Response to anti-cancer drugs can vary significantly from one patient to another. Personalisation of the treatment could result in dramatic improvement in the outcome of cancer therapy.
New concept leading to personalised cancer treatment
Several factors (genetic, epigenetic, lifestyle, environmental) come into play to determine how a particular individual responds to the given therapy. The EU-funded 'Integrated chemical synthesis and screening in patient cells' (ICSC) project developed a technology for identifying novel drug candidates using cancer cells isolated from individual cancer patients.

The core deliverable of the ICSC project is a newly developed high-throughput (HT) drug discovery technology, ChemoCellomics®. It integrates chemical synthesis and HT cell-based screening in a micro format directly in primary cells from patients. The present ChemoCellomics® format is on polymer beads (300–400 micrometres (µm) in diameter). Active compounds are identified by isolating beads showing activity followed by mass spectrometry-based identification of the bead-associated compounds.

In the ICSC project, the beads are replaced by polymer-coated micro particles (250 µm) that are optically encoded. The encoding represents the synthetic history of the individual compounds and replaces mass spectrometry. The small form factor of the micro carriers allows HT screening in the direct cell isolates from patients.

Over two and a half years of the project researchers developed optically encoded particles where measurement of biological activity and compound decoding can be done in a DNA microarray reader. They established procedures for chemical library synthesis and cell attachment on optically encoded particles. HT cell-based screening was successfully tested on defined cancerous cells from patients followed by identification of the active compounds.

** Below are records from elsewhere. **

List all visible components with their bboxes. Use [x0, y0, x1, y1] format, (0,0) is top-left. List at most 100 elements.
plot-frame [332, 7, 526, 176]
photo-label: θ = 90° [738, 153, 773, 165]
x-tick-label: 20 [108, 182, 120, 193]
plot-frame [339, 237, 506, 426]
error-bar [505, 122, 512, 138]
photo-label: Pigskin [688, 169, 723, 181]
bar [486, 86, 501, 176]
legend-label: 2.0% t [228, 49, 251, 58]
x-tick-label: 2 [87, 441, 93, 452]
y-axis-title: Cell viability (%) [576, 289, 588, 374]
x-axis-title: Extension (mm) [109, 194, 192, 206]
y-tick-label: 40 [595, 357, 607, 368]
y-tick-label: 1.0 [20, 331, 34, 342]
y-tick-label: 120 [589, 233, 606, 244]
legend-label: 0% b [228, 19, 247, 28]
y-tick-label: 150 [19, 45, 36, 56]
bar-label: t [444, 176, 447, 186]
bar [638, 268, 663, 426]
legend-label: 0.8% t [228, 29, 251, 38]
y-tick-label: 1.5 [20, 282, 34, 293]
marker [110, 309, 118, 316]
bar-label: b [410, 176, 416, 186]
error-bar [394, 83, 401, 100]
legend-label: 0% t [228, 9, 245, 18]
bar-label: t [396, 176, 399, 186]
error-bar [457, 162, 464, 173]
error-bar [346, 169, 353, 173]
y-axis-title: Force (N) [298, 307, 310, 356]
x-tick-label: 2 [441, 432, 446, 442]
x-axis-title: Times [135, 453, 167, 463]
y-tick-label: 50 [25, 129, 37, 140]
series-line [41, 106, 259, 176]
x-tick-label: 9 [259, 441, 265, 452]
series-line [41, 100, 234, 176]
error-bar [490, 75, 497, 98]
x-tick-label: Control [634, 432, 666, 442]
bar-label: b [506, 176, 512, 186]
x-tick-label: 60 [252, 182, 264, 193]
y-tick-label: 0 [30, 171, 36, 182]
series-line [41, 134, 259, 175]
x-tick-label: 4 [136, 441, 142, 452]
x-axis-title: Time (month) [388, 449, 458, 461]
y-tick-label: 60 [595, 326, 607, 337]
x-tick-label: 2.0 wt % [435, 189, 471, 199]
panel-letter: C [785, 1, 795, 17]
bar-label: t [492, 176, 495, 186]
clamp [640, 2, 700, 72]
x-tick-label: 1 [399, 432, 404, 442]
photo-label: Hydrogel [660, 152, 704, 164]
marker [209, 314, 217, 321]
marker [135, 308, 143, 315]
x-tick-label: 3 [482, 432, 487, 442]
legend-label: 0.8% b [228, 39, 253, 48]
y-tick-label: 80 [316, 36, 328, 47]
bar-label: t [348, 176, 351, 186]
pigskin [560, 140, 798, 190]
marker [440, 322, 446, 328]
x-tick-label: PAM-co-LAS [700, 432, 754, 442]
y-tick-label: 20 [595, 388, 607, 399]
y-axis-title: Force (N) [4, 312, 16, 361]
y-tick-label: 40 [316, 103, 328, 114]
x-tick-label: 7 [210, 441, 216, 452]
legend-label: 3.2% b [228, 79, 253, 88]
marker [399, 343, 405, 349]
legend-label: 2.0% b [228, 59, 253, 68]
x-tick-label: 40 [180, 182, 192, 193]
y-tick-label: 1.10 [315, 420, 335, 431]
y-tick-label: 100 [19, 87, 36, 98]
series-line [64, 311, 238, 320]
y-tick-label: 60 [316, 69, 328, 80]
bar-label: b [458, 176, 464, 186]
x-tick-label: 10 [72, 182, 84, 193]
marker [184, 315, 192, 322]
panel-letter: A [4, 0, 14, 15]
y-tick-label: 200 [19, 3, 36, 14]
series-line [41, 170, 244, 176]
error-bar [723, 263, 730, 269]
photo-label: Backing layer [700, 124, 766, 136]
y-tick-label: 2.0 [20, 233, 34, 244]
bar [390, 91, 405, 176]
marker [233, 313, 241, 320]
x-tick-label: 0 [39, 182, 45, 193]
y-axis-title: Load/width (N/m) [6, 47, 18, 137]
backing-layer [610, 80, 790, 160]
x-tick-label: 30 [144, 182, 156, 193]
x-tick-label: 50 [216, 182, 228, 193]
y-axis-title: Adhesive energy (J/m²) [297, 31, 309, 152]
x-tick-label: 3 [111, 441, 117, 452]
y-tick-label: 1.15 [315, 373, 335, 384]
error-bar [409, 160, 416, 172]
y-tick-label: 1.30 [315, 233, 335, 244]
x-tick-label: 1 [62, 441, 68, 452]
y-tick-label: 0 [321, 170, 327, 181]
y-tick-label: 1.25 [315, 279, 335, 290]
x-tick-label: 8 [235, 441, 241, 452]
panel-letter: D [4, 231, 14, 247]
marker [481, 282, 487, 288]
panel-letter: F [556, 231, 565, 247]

During the project, it became apparent that the ICSC technology could be applied to direct identification of an effective combination therapy in the individual colorectal cancer patient. Medical treatment of colorectal cancer in Europe and the United States includes 10 individual drugs given in combinations of 3–4 drugs. The ICSC concept has been tested on primary tumour cells from patients. In all cases, cells were treated with a combination of either three compounds or different concentrations of the same compound. The testing demonstrated significant differences in drug sensitivity between patients.

Application of the new technology will enable oncologists to find the most efficient combination therapy for the individual colon cancer patients. In the future it might enable the identification of novel drugs acting in combination with established cancer treatment regimens to improve patient outcome.